Agent-specific server capabilities
Authentication and network resilience need to be thought through for any client-server application. Agents require additional layers:
Transport: how the user's browser (or app) talks to the agent server. You build an HTTP server that accepts requests and returns agent output. The question is how much real-time interaction you need. There are multiple options of growing complexity from standard HTTP request/response (the user submits a task and waits for the complete result: no progress updates while the agent works) to Websocket. See focus on the Transport layer in Part 5 for more details.
Routing: how each message reaches the right conversation. You build this by assigning a session ID to each conversation and maintaining a registry — a lookup table that maps session IDs to agent processes. When a message comes in, the server looks up the session ID and forwards the message to the right place.
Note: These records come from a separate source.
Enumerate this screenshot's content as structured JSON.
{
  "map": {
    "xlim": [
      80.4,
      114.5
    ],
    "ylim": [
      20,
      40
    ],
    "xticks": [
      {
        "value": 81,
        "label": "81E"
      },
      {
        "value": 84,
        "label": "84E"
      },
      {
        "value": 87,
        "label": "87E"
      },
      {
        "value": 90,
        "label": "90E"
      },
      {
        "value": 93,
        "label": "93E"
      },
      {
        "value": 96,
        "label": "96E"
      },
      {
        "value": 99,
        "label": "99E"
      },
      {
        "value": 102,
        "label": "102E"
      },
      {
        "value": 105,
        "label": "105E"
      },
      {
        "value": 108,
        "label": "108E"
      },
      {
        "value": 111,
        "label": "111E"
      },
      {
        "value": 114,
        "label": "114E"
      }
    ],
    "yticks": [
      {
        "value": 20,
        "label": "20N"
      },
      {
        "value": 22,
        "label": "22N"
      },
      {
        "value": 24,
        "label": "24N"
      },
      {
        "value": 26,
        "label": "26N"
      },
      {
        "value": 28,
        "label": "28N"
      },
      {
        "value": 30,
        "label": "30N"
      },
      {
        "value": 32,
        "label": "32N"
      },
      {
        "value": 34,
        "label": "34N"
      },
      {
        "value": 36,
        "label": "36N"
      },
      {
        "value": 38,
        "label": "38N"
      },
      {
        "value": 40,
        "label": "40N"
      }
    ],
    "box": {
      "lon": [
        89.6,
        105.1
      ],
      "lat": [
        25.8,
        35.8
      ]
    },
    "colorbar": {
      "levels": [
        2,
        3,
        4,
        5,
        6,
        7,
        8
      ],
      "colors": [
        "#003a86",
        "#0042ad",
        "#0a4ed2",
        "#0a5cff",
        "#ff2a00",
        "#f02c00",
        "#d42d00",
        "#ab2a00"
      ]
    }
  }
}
Persistence: how conversations can be accessed and resumed later. You build this by "persisting" the conversation state (messages, context, artifacts). Unless the runtime is run without interruption that means saving the state and reloading it when the user reconnects. Part 5 shows how different projects solve this differently.
Lifecycle: what happens when the user closes the tab while the agent is working. When the agent runs inside the request handler, when the user disconnects, the connection closes and the agent stops. For longer tasks, you need the agent to survive disconnection. To do so, first you need to separate the agent process from the request handler. The agent runs in its own container or background process, not inside the HTTP handler.

OpenCode: the only Agent Server
OpenCode ships as a server with most layers built in.
| Layer | OpenCode provides | What it does not provide |
|---|---|---|
| Transport | HTTP API + SSE streaming. Client sends prompts via POST, receives output via SSE. | No WebSocket. SSE is one-way — the client cannot send messages while the agent is streaming without making a separate HTTP request. |
| Routing | Full session management — create, list, fork, delete conversations. Each session has an ID. | Sessions are scoped to one machine. No global registry for routing across multiple servers or sandboxes. |
| Persistence | Sessions, messages, and artifacts saved to disk as JSON files. Restart the server and conversations are still there. | Persistence is tied to the local filesystem. If the machine or sandbox is destroyed, the files are gone. No external database, no durable state across environments. |
| Lifecycle | Server continues running when client disconnects. Agent keeps processing. Reconnect with opencode attach. |
No recovery from server crashes — in-flight work is lost. No job queue, no supervisor, no automatic restart. |
| Multi-client | Multiple SSE clients can watch the same session simultaneously. | Only one client can prompt at a time (busy lock). No presence awareness, no real-time sync between clients. Multiple viewers, single driver. |
| Authentication | Optional HTTP Basic Auth. | No tokens, no user identity, no multi-tenant isolation, no fine-grained permissions. |
What to keep in mind
- An Agent SDK is a library. An Agent Server is a service. The SDK runs inside your process — when it stops, the agent stops. A server runs independently — the agent survives disconnection.
- Crossing the service boundary means building four layers: transport (how the client talks to the server), routing (how messages reach the right session), persistence (how state survives restarts), lifecycle (how the agent runs without a client connected).
- OpenCode is the only agent SDK that ships as a server. It provides all four layers out of the box, scoped to a single machine. For global routing, multi-tenant access, or cloud deployment, you build the remaining pieces yourself.